Experimental studies suggest that the fracture toughness of rocks increases with the confining pressure. Among many methods to quantify this dependency, a so-called burst experiment (Abou-Sayed, 1978) may be the most widely applied in practice. Its thick wall cylinder geometry leads to a stress state resembling the subsurface condition of a pressurized wellbore with bi-wing fractures. The fracture toughness of a sample, under a given confinement pressure, can be recovered from the critical pressure upon which the bi-wing cracks propagate. Traditionally, this critical pressure is thought to correspond to a sudden drop in injection pressure. However, as the standard configuration was deliberately designed to obtain stable fracture growth at the onset, propagation can take place well before this drop in pressure, and one may overestimate the fracture toughness from measured pressures. Here, we study crack stability in the burst experiment and propose modifications to the experimental design which promotes unstable fracture growth and makes the critical pressure less ambiguous to interpret. We found that experiments with the original, stable design can lead to inconsistent measurement of fracture toughness under confining pressure, while results from unstable configurations are more consistent. Our claim on the stability was also supported by the recorded acoustic emissions from both stable and unstable experiments.

Highlights

• We analyzed stability of thick wall cylinder experiments for fracture toughness estimation under confining pressure known as the burst experpiment.
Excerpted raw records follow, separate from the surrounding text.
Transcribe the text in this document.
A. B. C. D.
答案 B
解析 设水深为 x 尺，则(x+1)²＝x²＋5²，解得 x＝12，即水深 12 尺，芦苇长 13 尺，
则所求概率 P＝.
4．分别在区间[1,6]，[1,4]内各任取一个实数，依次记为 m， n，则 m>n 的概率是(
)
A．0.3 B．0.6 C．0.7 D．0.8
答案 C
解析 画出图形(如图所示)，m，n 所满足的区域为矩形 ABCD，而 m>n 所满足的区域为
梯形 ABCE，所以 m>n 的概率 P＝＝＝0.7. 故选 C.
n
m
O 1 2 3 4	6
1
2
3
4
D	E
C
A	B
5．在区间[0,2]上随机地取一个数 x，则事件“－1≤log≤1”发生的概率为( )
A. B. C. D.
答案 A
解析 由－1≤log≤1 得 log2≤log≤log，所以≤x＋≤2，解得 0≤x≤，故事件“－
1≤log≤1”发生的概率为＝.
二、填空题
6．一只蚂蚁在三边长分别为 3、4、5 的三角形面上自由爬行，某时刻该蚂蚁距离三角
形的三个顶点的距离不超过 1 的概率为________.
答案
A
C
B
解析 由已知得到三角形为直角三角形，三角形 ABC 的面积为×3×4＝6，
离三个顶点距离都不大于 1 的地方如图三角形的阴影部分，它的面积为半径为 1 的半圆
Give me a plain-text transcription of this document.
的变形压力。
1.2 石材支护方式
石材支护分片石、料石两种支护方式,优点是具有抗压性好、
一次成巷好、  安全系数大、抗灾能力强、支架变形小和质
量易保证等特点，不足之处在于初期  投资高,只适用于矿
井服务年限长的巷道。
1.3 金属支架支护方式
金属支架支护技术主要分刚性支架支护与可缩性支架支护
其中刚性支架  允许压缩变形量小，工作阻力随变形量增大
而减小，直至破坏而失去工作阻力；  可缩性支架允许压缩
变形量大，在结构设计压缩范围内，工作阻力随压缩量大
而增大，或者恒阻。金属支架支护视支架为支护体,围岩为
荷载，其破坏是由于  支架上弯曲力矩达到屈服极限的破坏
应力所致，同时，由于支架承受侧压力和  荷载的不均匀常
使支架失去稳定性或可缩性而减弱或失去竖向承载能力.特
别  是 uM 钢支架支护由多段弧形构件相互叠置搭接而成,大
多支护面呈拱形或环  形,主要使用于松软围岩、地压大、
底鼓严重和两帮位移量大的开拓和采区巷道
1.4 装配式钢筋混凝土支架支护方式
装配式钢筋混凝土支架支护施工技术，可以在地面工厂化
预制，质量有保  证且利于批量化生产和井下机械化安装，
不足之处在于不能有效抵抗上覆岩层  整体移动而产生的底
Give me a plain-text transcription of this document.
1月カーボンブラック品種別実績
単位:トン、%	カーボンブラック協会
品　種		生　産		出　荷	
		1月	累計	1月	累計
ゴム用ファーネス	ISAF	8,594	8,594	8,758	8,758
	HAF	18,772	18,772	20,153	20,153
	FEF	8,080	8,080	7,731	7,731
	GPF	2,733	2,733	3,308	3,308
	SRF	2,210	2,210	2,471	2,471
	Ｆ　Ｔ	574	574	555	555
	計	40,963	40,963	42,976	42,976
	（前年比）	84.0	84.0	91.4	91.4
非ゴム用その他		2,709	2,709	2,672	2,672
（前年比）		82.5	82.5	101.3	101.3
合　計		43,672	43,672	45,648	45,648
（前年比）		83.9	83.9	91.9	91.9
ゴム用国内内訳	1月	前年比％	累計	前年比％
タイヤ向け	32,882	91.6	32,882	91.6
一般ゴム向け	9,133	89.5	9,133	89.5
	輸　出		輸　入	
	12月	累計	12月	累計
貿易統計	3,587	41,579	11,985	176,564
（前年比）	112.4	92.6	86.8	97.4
• Our analysis demonstrated that fracture toughness may systematically be overestimated in the original burst experiment configuration.

• We propose modifications to the burst experiment for a more accurate fracture toughness measurement.

• Our experiments confirmed the superiority of the modified design for detecting the onset of fracture propagation and measuring the fracture toughness of a sample.

Appendix 1: Stress intensity factor computation

In the original burst experiment proposal, Abou-Sayed (1978) decomposed the problem into the jacketed (J) and the unjacketed problems (U) (Fig. 8) as

$$\begin{aligned} {\widetilde{K}}_\mathrm {I}(w,\ell ,p^*) \approx {\widetilde{K}}_\mathrm {I}^J(w,\ell ) - p^* {\widetilde{K}}_\mathrm {I}^U(w,\ell ), \end{aligned}$$

(A1)

and for \(K_\mathrm {I}^{J*}\) and \(K_\mathrm {I}^{U*}\) computation, the results from Clifton et al. (1976) were used.

Fig. 8

Approximated superposition of the burst SIF proposed in Abou-Sayed (1978)

Note that this decomposition is not exact, because the unjacketed stress intensity factor is not equivalent to the constrained stress intensity factor (\(K_\mathrm {I}^{U*} \ne K_\mathrm {I}^{C*}\)). Here, we computed all the stress intensity factors numerically using the \(G-{\theta }\) method (Dubois et al. 1998). Figure 9 compares \(K_\mathrm {I}^{J*}\) and \(K_\mathrm {I}^{U*}\) from the \(G-{\theta }\) method with the reported values from Clifton et al. (1976) and the results are in close agreement.

Fig. 9

Comparison of computed SIF evolutions with \(\ell\) with Clifton et al. (1976)

Fig. 10

Normalized error caused by approximating \(K_{I}^{U*}\) with \(K_{I}^{C*}\)

Because the difference between Eq. (9) and Eq. (A1) amounts to the difference between the constrained and the unjacketed stress intensity factors (\(K_\mathrm {I}^{C*}\) and \(K_\mathrm {I}^{U*}\)), we computed the relative errors (\((K_\mathrm {I}^{U*} - K_\mathrm {I}^{C*})/K_\mathrm {I}^{U*}\) ) with various wall thicknesses (w) against fracture lengths in Fig. 10. The approximation in Eq. (A1) may be acceptable for long fractures (\(\ell >0.8\)), but the errors increase for short fractures.